Monday, September 28, 2009

Understanding Conflict

cwts 1
lesson #2
This session facilitates the students to share and discuss their own ideas and feelings about conflict and to explore whether conflict has a positive value in human interaction. This will also provide students an opportunity to examine and analyze different types of conflicts, their root causes and manifestations.

1.
 Conflicts are part of our everyday lives. They are facts of life. Without conflict there is no change. They can be positive or negative depending on who handles them. They can either destroy or spur growth.
 Conflicts have their own energy which can be expressed or suppressed.
 If expressed constructively, they spur personal, social and political development. When conflicts intensify and escalate, these can lead people and groups to animosity, polarization, and violence.
 Violence can consist of actions, words, attitudes, structure, or systems that cause physical, psychological, social or environmental destruction.
 Instruments of violence may be physical, cultural, structural, or psychological. Responses to conflict that lead to peace include: conflict prevention, conflict settlement, conflict management, and conflict resolution and transformation.

2.
 Conflict is a relationship between two or more parties who have, or think they have, incompatible goals. Violence consists of actions, words, attitudes, structures, or systems that cause physical, psychological, social, or environmental damage and/or prevent people from reaching their full human potential.
 Conflicts could be symbols of a healthy and dynamic society, if addressed properly.
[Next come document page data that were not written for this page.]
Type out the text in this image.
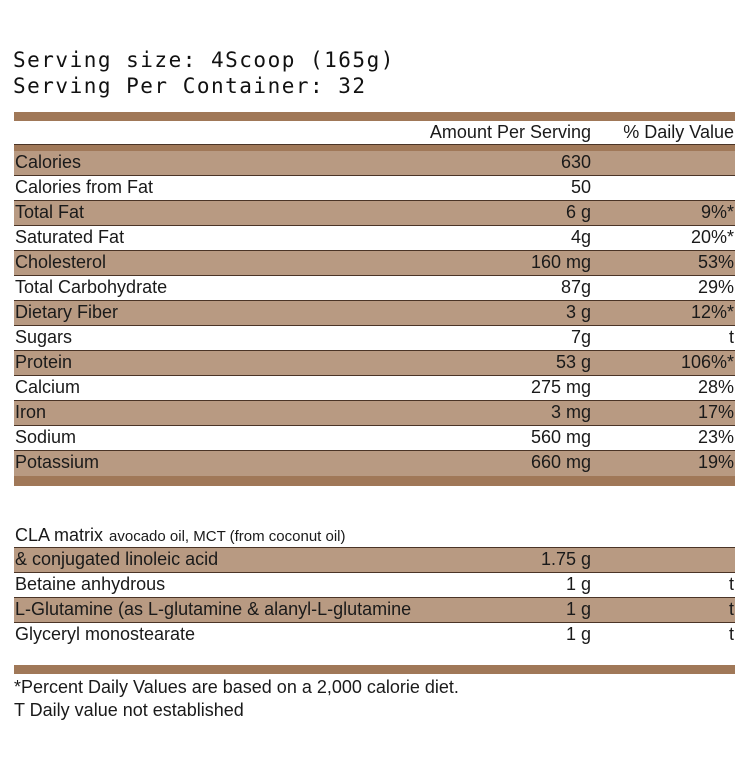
Serving size: 4Scoop (165g)
Serving Per Container: 32
Amount Per Serving % Daily Value
Calories	630
Calories from Fat	50
Total Fat	6 g	9%*
Saturated Fat	4g	20%*
Cholesterol	160 mg	53%
Total Carbohydrate	87g	29%
Dietary Fiber	3 g	12%*
Sugars	7g	t
Protein	53 g	106%*
Calcium	275 mg	28%
Iron	3 mg	17%
Sodium	560 mg	23%
Potassium	660 mg	19%
CLA matrix avocado oil, MCT (from coconut oil)
& conjugated linoleic acid	1.75 g
Betaine anhydrous	1 g	t
L-Glutamine (as L-glutamine & alanyl-L-glutamine	1 g	t
Glyceryl monostearate	1 g	t
*Percent Daily Values are based on a 2,000 calorie diet.
T Daily value not established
Latent conflict is a conflict that is not out in the open, but which may be brought into the open in order to be addressed effectively.
 Open conflict is a conflict that is deeply rooted and visible, which requires actions that target its root causes and control or transform its effects.
 Surface conflict may only be a misunderstanding of goals and could be improved by communication.
 Positive conflict is a conflict, which is non-violent and brings about positive change.
 Negative conflict is a conflict, which is violent and hurts people.

3. the Peace Building Map


4. By looking at the Peace Building Map, answer the following questions:

 Who start or produce conflicts?
 What do we mean by prevention, management, settlement, resolution, and transformation given the flow of the development of conflict?
 Can you cite any conflict and identify what stage it is given the map?